Ms Dawson signed her son up for the programme because she was looking for a positive male role model for her son. Taj’s father is not in his life.

“We went on the waiting list several years ago and he wasn’t matched for two-and-a-half years,” said Ms Dawson. “They just didn’t have enough males volunteering for the programme.”

She didn’t want Taj to miss out, so she took him to the various functions that the charity offers, such as kite days and fun days.

Ms Dawson was so impressed with how well the programme worked she became more and more involved.

“Being from a Bermudian family, I knew how to make kites, so we went to kite day and I made kites with the children,” she said. “A lot of the ‘Bigs’ are expatriates and don’t know how to do things like that.

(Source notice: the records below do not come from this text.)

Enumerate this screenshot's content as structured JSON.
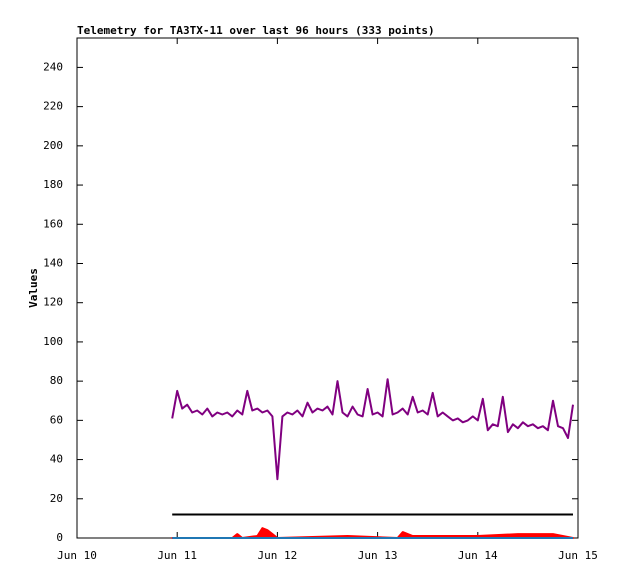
{
  "chart_data": {
    "type": "line",
    "title": "Telemetry for TA3TX-11 over last 96 hours (333 points)",
    "y_label": "Values",
    "xlim": [
      10,
      15
    ],
    "xticks": [
      {
        "value": 10,
        "label": "Jun 10"
      },
      {
        "value": 11,
        "label": "Jun 11"
      },
      {
        "value": 12,
        "label": "Jun 12"
      },
      {
        "value": 13,
        "label": "Jun 13"
      },
      {
        "value": 14,
        "label": "Jun 14"
      },
      {
        "value": 15,
        "label": "Jun 15"
      }
    ],
    "ylim": [
      0,
      255
    ],
    "yticks": [
      0,
      20,
      40,
      60,
      80,
      100,
      120,
      140,
      160,
      180,
      200,
      220,
      240
    ],
    "series": [
      {
        "color": "#800080",
        "x": [
          10.95,
          11.0,
          11.05,
          11.1,
          11.15,
          11.2,
          11.25,
          11.3,
          11.35,
          11.4,
          11.45,
          11.5,
          11.55,
          11.6,
          11.65,
          11.7,
          11.75,
          11.8,
          11.85,
          11.9,
          11.95,
          12.0,
          12.05,
          12.1,
          12.15,
          12.2,
          12.25,
          12.3,
          12.35,
          12.4,
          12.45,
          12.5,
          12.55,
          12.6,
          12.65,
          12.7,
          12.75,
          12.8,
          12.85,
          12.9,
          12.95,
          13.0,
          13.05,
          13.1,
          13.15,
          13.2,
          13.25,
          13.3,
          13.35,
          13.4,
          13.45,
          13.5,
          13.55,
          13.6,
          13.65,
          13.7,
          13.75,
          13.8,
          13.85,
          13.9,
          13.95,
          14.0,
          14.05,
          14.1,
          14.15,
          14.2,
          14.25,
          14.3,
          14.35,
          14.4,
          14.45,
          14.5,
          14.55,
          14.6,
          14.65,
          14.7,
          14.75,
          14.8,
          14.85,
          14.9,
          14.95
        ],
        "values": [
          61,
          75,
          66,
          68,
          64,
          65,
          63,
          66,
          62,
          64,
          63,
          64,
          62,
          65,
          63,
          75,
          65,
          66,
          64,
          65,
          62,
          30,
          62,
          64,
          63,
          65,
          62,
          69,
          64,
          66,
          65,
          67,
          63,
          80,
          64,
          62,
          67,
          63,
          62,
          76,
          63,
          64,
          62,
          81,
          63,
          64,
          66,
          63,
          72,
          64,
          65,
          63,
          74,
          62,
          64,
          62,
          60,
          61,
          59,
          60,
          62,
          60,
          71,
          55,
          58,
          57,
          72,
          54,
          58,
          56,
          59,
          57,
          58,
          56,
          57,
          55,
          70,
          57,
          56,
          51,
          68
        ]
      },
      {
        "color": "#000000",
        "x": [
          10.95,
          14.95
        ],
        "values": [
          12,
          12
        ]
      },
      {
        "color": "#ff0000",
        "fill": true,
        "x": [
          10.95,
          11.55,
          11.6,
          11.65,
          11.8,
          11.85,
          11.9,
          11.95,
          12.0,
          12.7,
          13.2,
          13.25,
          13.3,
          13.35,
          14.0,
          14.4,
          14.75,
          14.95
        ],
        "values": [
          0,
          0,
          2,
          0,
          1,
          5,
          4,
          2,
          0,
          1,
          0,
          3,
          2,
          1,
          1,
          2,
          2,
          0
        ]
      },
      {
        "color": "#1f77b4",
        "x": [
          10.95,
          14.95
        ],
        "values": [
          0,
          0
        ]
      }
    ]
  }
}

“I believe in the programme. It has a lot of benefits for the children. When Taj was matched a year and eight months ago, it was a perfect match. It was well worth waiting for.

“Taj does a lot of stuff with his ‘Big’ that he probably would never have had the opportunity to do with just having me and his sister there.”

She said her son was very shy, and Mr Churchill has helped to bring him out of his shell.

Taj now has a lot more confidence and is trying out for different athletic teams, and is involved in soccer. Mr Churchill helps Taj with his homework, and has even helped him to clean and organise his room.

“There are things that boys don’t feel comfortable talking to a female parent about,” said Ms Dawson. “They want to talk to a guy about it.

“Neal encourages Taj in whatever he wants to do, no matter how big or small it is. Sometimes he suggests that Taj rethink his idea a bit.

“He doesn’t make his decision for him but he gives him the guidance that is needed to make the decision.”